Thanks so much, Kerri! This is why I blog and I am so happy I was able to speak to you on a personal level. It is absolutely a control thing, as much as I hate to admit that, so I suppose it is harder for us "control freaks." Sending love and thoughts your way during this transition! xo

 
At December 31, 2014 at 3:02 PM , Blogger Madi said...

this was beautiful.

 
At January 4, 2015 at 12:09 PM , Blogger MrsMuddamalle said...

This post was so encouraging. I have had a love hate relationship with weaning. I get excited for their independence and of course having my body back, but it's horrible at the same time. You're little baby isn't a little baby anymore. You have to reevaluate what works for your child at every season and it can be stressful. Thank you for encouraging is in these difficult seasons and sharing your story with us!

 
At January 4, 2015 at 4:55 PM , Blogger Christine said...

I have a eight-month-old and, up until recently, have been looking forward to weaning (I'm a teacher and pumping at work has been a huge pain). I plan on starting around a year and am now starting to realize that some grief will accompany the relief.

 
At January 8, 2015 at 9:29 PM , Blogger Erin @ Love, the Campbells said...

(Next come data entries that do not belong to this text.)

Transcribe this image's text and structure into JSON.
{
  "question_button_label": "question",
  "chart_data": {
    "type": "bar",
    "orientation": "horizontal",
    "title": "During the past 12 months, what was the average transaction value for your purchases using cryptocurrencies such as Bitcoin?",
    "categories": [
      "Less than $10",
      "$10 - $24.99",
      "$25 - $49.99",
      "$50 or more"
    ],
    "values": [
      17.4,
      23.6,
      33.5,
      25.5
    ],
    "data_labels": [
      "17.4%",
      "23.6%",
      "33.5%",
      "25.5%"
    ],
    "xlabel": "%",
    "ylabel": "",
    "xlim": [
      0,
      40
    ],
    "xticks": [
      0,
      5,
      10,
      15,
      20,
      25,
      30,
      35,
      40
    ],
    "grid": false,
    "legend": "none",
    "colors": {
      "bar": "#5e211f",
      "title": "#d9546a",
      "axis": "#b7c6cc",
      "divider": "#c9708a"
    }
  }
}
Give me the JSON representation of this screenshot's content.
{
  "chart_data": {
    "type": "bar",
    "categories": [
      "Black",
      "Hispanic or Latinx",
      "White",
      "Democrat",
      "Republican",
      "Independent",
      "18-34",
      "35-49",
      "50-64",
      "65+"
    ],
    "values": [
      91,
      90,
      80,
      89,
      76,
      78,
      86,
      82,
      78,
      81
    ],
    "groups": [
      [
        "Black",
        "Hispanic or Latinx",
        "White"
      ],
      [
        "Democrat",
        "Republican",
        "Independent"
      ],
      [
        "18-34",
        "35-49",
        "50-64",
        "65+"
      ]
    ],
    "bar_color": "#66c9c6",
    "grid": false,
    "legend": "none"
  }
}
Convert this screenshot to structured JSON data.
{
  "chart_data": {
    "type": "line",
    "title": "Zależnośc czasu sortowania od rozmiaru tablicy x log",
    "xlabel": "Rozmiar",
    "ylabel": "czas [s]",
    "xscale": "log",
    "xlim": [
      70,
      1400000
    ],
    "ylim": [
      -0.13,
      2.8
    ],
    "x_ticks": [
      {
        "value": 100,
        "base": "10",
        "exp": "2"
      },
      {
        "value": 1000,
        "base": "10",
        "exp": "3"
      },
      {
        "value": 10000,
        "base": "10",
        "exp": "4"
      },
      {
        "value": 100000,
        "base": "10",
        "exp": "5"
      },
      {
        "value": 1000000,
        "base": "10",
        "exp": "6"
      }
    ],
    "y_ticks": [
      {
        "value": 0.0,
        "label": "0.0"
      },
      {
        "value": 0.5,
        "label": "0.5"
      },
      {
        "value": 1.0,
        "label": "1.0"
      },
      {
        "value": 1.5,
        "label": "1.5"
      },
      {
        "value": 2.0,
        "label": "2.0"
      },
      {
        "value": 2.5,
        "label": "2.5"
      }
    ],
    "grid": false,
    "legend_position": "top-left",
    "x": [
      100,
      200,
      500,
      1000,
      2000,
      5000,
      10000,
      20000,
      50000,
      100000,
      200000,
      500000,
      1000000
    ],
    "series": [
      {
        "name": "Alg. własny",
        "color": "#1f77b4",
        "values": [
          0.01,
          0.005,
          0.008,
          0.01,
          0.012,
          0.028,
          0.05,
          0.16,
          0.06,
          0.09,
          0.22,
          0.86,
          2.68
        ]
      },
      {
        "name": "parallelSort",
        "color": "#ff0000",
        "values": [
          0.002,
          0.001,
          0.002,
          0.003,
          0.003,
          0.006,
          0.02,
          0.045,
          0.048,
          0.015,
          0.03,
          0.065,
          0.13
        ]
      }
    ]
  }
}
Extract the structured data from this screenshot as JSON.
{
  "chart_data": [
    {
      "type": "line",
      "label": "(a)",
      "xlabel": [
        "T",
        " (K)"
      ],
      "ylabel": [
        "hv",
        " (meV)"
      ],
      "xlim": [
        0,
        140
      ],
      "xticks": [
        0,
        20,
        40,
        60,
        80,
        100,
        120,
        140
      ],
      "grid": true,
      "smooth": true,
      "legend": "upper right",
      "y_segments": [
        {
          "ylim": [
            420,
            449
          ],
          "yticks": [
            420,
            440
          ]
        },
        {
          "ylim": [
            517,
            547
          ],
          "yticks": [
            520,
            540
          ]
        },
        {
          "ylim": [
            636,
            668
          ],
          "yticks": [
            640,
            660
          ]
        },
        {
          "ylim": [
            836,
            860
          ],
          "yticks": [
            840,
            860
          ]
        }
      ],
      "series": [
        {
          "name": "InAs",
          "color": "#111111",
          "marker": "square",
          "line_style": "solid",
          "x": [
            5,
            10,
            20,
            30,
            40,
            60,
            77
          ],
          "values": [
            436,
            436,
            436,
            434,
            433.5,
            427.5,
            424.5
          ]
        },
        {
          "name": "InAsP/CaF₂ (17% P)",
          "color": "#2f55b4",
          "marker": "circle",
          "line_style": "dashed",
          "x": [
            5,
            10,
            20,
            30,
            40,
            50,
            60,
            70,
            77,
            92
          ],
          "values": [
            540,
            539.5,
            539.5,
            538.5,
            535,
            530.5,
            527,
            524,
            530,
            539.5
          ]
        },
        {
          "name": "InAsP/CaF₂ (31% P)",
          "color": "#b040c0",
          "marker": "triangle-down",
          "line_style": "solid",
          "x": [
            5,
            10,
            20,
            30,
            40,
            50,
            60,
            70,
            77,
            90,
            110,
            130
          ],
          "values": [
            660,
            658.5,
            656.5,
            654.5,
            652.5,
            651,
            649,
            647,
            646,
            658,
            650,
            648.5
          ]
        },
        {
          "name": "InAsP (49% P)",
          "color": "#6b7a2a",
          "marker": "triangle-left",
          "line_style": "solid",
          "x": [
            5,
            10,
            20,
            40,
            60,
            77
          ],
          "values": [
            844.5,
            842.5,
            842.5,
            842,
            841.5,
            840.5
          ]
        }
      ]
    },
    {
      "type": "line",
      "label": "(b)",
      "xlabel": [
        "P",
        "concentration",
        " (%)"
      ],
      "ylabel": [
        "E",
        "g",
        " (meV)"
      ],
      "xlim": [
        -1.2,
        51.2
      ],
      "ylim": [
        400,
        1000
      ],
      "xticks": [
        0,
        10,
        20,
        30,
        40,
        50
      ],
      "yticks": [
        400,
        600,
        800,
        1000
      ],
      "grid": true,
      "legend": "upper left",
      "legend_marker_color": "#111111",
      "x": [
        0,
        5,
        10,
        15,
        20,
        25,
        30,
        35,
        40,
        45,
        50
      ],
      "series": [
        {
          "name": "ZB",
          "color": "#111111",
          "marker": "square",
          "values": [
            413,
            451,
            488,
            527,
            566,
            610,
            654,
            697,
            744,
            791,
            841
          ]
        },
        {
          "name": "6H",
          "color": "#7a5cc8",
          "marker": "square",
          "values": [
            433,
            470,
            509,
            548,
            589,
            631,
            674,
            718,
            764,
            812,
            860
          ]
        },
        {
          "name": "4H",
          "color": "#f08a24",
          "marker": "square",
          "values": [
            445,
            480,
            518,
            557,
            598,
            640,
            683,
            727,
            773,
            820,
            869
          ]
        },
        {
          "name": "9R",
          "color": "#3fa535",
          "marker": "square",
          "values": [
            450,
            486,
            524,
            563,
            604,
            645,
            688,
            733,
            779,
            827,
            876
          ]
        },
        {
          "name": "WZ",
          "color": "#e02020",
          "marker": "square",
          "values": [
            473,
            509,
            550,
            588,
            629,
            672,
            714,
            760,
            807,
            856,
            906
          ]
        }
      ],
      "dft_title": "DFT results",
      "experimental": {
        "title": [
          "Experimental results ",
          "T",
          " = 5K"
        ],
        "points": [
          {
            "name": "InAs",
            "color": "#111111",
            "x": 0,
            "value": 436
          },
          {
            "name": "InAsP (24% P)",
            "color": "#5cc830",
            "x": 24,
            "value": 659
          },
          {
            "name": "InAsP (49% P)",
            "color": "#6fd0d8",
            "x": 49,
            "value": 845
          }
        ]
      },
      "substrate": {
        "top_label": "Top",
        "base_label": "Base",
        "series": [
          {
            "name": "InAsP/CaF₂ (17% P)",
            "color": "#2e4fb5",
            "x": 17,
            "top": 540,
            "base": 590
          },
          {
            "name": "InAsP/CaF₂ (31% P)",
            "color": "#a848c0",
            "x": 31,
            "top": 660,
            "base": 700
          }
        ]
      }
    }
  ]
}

Weaning totttttally sucks. My pump recently stopped working and ever since then my milk has slowly decreased to where I can only feed addison twice a day and it's completely devestating. Different situations but I'm being forced to quit too (just not by her) and I don't want to in the least. And yes I am so with you on the ripe age of 12/18 months. Addison is only 11 months right now but I can tell I have a rough patch with her coming up right around the corner with whining and frustration on her part.